Si tratta dell’ennesimo mese in cui le aziende americane – piccole, medie e grandi – licenziano. Dall’inizio della recessione a dicembre 2007 sono stati persi 8.4 milioni di posti. Una cifra enorme.
Per gennaio, le stime degli economisti erano per la creazione di 15 mila posti di lavoro, mentre il tasso di disoccupazione era stato previsto invariato al 10%. Il dato di dicembre e’ stato rivisto al ribasso a -150 mila da -85 mila.

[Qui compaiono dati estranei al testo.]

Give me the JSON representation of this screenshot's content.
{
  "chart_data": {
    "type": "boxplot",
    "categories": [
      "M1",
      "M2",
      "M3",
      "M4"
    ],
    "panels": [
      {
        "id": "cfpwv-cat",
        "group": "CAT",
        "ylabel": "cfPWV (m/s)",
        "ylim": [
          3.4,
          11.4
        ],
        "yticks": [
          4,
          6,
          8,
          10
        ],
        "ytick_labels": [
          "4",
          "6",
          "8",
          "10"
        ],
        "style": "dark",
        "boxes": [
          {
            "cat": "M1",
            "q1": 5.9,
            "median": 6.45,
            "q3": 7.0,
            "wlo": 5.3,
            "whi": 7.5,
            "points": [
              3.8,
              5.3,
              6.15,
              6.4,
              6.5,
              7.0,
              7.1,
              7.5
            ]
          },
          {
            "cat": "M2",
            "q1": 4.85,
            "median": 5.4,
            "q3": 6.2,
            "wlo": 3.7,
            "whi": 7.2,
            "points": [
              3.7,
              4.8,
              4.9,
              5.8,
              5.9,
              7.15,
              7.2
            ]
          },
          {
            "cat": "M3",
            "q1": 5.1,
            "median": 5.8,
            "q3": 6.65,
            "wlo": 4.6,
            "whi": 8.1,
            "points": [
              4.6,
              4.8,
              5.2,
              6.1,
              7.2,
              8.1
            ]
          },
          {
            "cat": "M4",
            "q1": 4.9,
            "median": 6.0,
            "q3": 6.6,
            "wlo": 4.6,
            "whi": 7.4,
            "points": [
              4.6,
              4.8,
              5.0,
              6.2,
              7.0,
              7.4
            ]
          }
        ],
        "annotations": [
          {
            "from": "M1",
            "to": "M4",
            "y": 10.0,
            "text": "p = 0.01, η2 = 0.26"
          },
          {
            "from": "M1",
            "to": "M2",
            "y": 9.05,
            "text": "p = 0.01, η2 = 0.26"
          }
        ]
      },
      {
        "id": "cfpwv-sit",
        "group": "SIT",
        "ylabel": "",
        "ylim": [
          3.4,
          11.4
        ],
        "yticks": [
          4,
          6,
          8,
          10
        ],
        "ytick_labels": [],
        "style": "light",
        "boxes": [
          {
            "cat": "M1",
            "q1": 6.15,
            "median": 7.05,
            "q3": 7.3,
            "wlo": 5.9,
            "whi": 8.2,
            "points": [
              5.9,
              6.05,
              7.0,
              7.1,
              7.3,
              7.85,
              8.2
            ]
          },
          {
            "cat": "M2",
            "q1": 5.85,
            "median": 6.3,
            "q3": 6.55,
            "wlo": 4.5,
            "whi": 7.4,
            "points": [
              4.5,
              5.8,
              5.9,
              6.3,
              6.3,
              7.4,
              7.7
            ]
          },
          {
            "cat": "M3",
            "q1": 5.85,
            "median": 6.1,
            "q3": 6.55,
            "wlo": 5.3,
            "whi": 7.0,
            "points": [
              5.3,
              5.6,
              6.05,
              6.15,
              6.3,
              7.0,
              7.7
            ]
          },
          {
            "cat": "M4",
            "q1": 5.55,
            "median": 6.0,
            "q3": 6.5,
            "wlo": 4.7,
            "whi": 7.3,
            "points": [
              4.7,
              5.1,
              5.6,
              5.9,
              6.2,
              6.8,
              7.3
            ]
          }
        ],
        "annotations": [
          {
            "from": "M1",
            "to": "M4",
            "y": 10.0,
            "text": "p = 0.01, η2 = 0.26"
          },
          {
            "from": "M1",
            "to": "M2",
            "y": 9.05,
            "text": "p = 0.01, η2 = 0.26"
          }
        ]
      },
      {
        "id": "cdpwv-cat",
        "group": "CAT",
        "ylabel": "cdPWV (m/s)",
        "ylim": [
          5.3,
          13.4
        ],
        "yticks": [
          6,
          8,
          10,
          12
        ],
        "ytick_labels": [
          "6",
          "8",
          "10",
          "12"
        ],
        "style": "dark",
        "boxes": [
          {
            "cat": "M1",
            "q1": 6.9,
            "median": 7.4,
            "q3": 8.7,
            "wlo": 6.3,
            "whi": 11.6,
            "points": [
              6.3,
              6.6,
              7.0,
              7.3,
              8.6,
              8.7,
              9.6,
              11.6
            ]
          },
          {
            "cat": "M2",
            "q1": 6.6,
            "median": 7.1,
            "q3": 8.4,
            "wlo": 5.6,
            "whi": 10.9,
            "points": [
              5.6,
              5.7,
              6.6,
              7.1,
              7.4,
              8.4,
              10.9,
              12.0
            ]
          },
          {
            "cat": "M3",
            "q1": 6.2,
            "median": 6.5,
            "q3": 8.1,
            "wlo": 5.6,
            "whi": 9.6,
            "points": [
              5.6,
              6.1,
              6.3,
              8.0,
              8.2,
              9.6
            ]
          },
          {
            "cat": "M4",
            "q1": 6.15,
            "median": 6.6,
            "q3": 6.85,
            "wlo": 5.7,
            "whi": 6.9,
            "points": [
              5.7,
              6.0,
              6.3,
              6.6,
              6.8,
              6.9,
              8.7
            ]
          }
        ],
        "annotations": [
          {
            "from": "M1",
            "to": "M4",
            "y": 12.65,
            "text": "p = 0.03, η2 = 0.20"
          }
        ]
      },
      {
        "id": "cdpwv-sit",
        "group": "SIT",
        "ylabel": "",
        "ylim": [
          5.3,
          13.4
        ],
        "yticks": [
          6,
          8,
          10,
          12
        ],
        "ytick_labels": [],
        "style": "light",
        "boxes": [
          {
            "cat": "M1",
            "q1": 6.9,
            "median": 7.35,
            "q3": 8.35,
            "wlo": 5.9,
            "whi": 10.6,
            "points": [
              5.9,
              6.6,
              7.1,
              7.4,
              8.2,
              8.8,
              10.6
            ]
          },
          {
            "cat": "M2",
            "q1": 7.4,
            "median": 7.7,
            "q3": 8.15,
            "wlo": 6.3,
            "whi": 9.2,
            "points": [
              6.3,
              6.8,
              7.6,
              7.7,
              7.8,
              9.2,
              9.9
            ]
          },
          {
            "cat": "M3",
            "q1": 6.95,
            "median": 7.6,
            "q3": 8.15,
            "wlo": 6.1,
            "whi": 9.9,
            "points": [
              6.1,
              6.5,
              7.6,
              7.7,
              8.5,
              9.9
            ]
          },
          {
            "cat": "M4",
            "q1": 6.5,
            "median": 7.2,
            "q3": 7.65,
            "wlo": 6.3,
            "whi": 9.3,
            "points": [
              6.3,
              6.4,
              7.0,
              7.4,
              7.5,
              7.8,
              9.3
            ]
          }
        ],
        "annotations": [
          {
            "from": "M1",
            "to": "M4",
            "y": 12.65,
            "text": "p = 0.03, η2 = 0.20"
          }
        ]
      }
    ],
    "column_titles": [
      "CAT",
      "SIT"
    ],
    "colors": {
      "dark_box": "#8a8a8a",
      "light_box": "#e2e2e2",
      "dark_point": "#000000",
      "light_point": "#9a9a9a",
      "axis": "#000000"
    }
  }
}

Le ore di lavoro settimanali sono state in media pari a 33.3, lievemente superiori alle 33.2 previste. Gli stipendi medi all’ora sono risultati in rialzo dello +0.3% rispetto al mese precedente, a fronte del consensus per un +0.2%. Su base annuale il dato e’ in crescita del 2.5% rispetto a gennaio 2009, numero che si confronta con il +2.2% delle stime degli economisti.
Nonostante la fine della recessione e la, seppur timida, ripresa dell’economia, le aziende americane continuano dunque ad apportare tagli al personale. L’azienda di investimenti di Warren Buffett, Berkshire Hathaway, ha ad esempio ridotto la forza lavoro di 3000 unita’ da dicembre, a causa del calo della domanda di materiali per le costruzioni.
“Se si guarda al business dei tappeti, del mattone e dei materiali isolanti, sono tutti business che hanno avuto una significativa riduzione della forza lavoro”, ha dichiarato Buffett in un’intervista rilasciata a Bloomberg il 20 gennaio scorso. “Il giorno in cui la domanda riprendera’, torneremo ad assumere. Ma non c’e’ nessuna ragione per assumere nuovo personale se i nuovi dipendenti poi non hanno nulla da fare”.